Psychologisch spricht man von kumulativer Verwundung:
Ein Schmerz reaktiviert alte Erfahrungen von Nicht-Gesehen-Werden, Ablehnung, Ausgrenzung.
Das System (Gesellschaft, Familie, Community) reagiert mit Distanz –
und vergrößert damit genau das Loch, das zu füllen wäre.
Byung-Chul Han schreibt in Die Austreibung des Anderen (2016):
„In einer Gesellschaft der Positivität wird das Andere verdrängt, nicht integriert.“
Diese Verdrängung trifft besonders jene,
deren Existenz ohnehin als „anders“ gilt.

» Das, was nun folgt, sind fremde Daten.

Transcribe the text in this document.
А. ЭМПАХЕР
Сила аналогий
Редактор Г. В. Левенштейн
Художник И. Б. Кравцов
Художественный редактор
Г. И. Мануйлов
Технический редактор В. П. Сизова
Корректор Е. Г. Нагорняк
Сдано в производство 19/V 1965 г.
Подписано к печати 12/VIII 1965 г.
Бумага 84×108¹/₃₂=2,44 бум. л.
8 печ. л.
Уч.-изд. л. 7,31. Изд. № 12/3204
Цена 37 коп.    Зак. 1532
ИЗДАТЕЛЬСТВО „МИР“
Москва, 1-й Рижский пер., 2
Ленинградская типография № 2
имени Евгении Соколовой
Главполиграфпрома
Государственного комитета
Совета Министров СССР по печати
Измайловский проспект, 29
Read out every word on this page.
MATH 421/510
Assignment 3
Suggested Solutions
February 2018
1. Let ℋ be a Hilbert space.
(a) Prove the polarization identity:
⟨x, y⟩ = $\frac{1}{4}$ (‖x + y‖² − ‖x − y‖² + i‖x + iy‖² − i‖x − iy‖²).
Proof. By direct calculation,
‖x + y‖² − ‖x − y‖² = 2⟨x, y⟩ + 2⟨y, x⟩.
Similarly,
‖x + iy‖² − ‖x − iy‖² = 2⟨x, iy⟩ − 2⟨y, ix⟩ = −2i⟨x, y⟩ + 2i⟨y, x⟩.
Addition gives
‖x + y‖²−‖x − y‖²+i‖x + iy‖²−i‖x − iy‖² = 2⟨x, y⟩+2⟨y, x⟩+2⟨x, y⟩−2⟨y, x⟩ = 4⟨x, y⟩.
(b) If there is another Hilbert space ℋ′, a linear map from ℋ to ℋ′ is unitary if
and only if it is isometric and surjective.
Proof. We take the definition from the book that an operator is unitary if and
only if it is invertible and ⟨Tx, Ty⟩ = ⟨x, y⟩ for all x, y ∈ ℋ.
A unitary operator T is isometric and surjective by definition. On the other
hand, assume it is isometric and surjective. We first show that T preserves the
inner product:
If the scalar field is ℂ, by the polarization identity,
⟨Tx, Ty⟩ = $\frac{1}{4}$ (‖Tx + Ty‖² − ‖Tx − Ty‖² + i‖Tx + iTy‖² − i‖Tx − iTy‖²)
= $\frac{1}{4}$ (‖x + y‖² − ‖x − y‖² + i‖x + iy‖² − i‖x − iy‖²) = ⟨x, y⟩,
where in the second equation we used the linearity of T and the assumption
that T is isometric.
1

Was in der betroffenen Person geschieht
Isolation erzeugt einen emotionalen Schockzustand.
Trauer, Wut und Scham mischen sich.
Es kann zu impulsivem Verhalten kommen –
Aktionen, die im Nachhinein unverständlich wirken,
aber im Moment Versuch sind, Kontrolle zu spüren.
Hier greift das Prinzip der Selbstregulation:
Der Körper versucht, Überforderung abzubauen –
durch Bewegung, Handlung, manchmal durch Ausbruch.

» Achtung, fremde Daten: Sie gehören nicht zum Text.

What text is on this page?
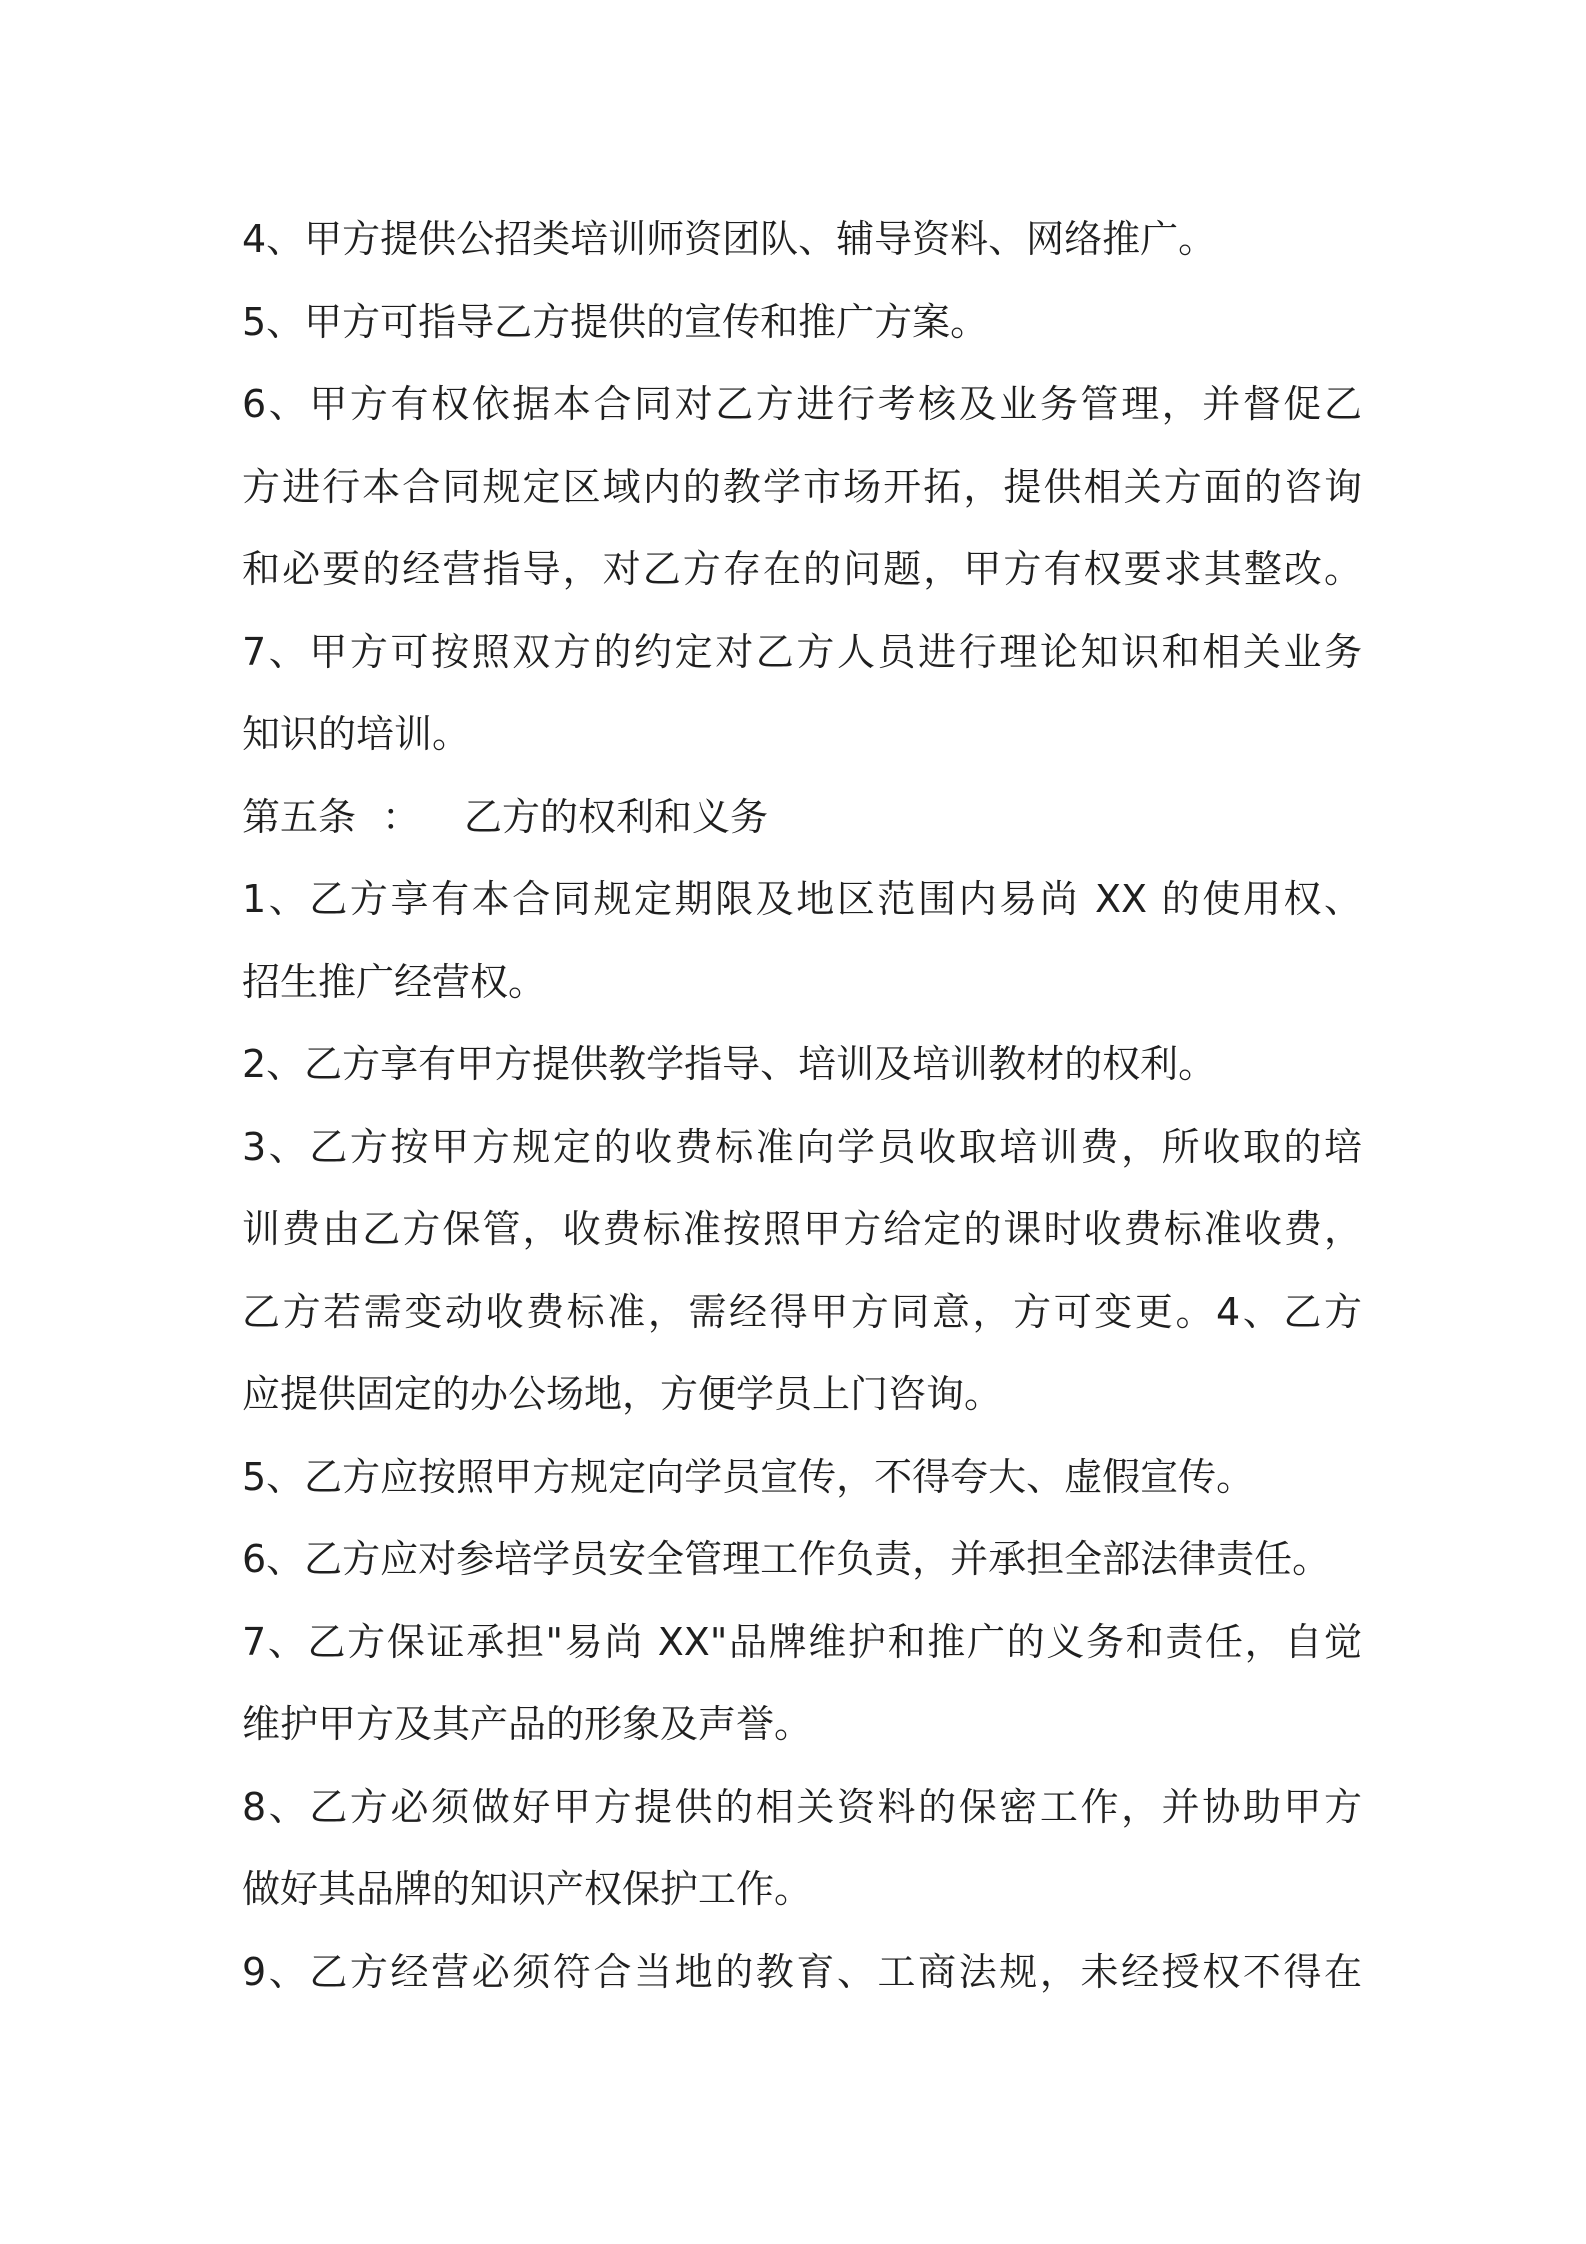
4、甲方提供公招类培训师资团队、辅导资料、网络推广。
5、甲方可指导乙方提供的宣传和推广方案。
6、甲方有权依据本合同对乙方进行考核及业务管理，并督促乙
方进行本合同规定区域内的教学市场开拓，提供相关方面的咨询
和必要的经营指导，对乙方存在的问题，甲方有权要求其整改。
7、甲方可按照双方的约定对乙方人员进行理论知识和相关业务
知识的培训。
第五条 ： 乙方的权利和义务
1、乙方享有本合同规定期限及地区范围内易尚 XX 的使用权、
招生推广经营权。
2、乙方享有甲方提供教学指导、培训及培训教材的权利。
3、乙方按甲方规定的收费标准向学员收取培训费，所收取的培
训费由乙方保管，收费标准按照甲方给定的课时收费标准收费，
乙方若需变动收费标准，需经得甲方同意，方可变更。4、乙方
应提供固定的办公场地，方便学员上门咨询。
5、乙方应按照甲方规定向学员宣传，不得夸大、虚假宣传。
6、乙方应对参培学员安全管理工作负责，并承担全部法律责任。
7、乙方保证承担"易尚 XX"品牌维护和推广的义务和责任，自觉
维护甲方及其产品的形象及声誉。
8、乙方必须做好甲方提供的相关资料的保密工作，并协助甲方
做好其品牌的知识产权保护工作。
9、乙方经营必须符合当地的教育、工商法规，未经授权不得在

Diese Impulse sind keine Charakterschwäche,
sondern Überlebenszeichen.
Viktor Frankl erinnerte uns:
„Zwischen Reiz und Reaktion liegt ein Raum.

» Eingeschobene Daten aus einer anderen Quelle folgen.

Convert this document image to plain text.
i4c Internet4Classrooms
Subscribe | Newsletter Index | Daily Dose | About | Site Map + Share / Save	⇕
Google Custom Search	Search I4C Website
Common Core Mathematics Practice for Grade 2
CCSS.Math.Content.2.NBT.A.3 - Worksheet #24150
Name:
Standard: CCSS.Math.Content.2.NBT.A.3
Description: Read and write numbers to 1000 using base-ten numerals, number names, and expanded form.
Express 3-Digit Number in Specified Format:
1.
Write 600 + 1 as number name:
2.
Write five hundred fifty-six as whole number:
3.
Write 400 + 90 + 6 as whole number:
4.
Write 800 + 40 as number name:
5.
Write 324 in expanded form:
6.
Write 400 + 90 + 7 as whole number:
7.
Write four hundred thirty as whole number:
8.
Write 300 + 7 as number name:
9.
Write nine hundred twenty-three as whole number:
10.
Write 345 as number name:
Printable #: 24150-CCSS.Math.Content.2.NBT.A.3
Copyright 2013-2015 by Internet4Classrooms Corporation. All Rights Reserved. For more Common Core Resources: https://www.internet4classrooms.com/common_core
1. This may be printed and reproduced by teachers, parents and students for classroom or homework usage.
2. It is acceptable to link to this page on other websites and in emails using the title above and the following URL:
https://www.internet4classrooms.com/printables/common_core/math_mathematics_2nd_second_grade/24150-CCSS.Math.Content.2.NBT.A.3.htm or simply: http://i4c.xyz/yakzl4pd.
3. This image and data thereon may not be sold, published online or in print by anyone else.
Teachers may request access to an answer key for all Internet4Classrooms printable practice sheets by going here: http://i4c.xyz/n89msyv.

In diesem Raum liegt unsere Freiheit.“
Resilienz beginnt dort,
wo wir diesen Raum wieder wahrnehmen lernen –
mit Achtsamkeit statt Selbstverurteilung.
Achtsamkeit und Resilienz als Antwort
Resilienz ist kein Widerstandspanzer.
Sie ist die Fähigkeit, flexibel zu bleiben –
auch wenn das Herz bricht.
Für marginalisierte Menschen bedeutet das:
nicht über Härte, sondern über Bewusstheit zu heilen.
Achtsamkeit heißt hier:
Nicht jedes Schweigen persönlich nehmen.
Den Körper als Anker nutzen, wenn Gedanken kreisen.
Sich erlauben, Wut und Trauer gleichzeitig zu empfinden.
Brené Brown nennt das „braving“ – mutiges, verletzliches Dasein.
„Empathie ist kein Mitleid, sondern geteilte Menschlichkeit.“
Praktische Übungen für Selbstfürsorge & Stabilität
→ 1. Bodyscan in Bewegung
Setz dich bequem hin oder geh langsam.
Spüre Füße, Beine, Schultern, Atem.
Jedes Mal, wenn der Gedanke an andere Menschen kommt –
lenke ihn zurück in den Körper: „Ich bin hier.“
→ 2. Schlafhygiene für trauernde Körper
Regelmäßige Schlafenszeit (auch wenn Schlaf ausbleibt).
Kein Scrollen im Bett – stattdessen ein entspannender Duft, ruhige Musik, vielleicht ein Buch oder ein Hörbuch.
Halte Rituale klein: Kerze, Tee, Notizbuch.
Der Körper lernt, wieder Sicherheit zu assoziieren.
→ 3. Tagebuch des Verzeihens
Schreibe täglich einen Satz, der mit
„Ich vergebe mir, dass …“ beginnt.
Nicht, um Schuld zu löschen,
sondern um Weichheit zurückzuholen.
→ 4. Mini-Kontaktübungen
Ruf eine Person an, geh mit jemandem fünf Minuten spazieren,
begrüße bewusst einen Nachbarn.
Kleine soziale Akte reaktivieren Zugehörigkeit.
→ 5. Grenzritual
Schreib auf, wem du nicht mehr erklären musst,
wer du bist oder was, warum du (so) fühlst.
Das ist dein Schutzkreis.
Darin darfst du bleiben.
Selbstvergebung als Brücke
Der wichtigste Schritt ist,
nicht auf Erlösung durch andere zu warten.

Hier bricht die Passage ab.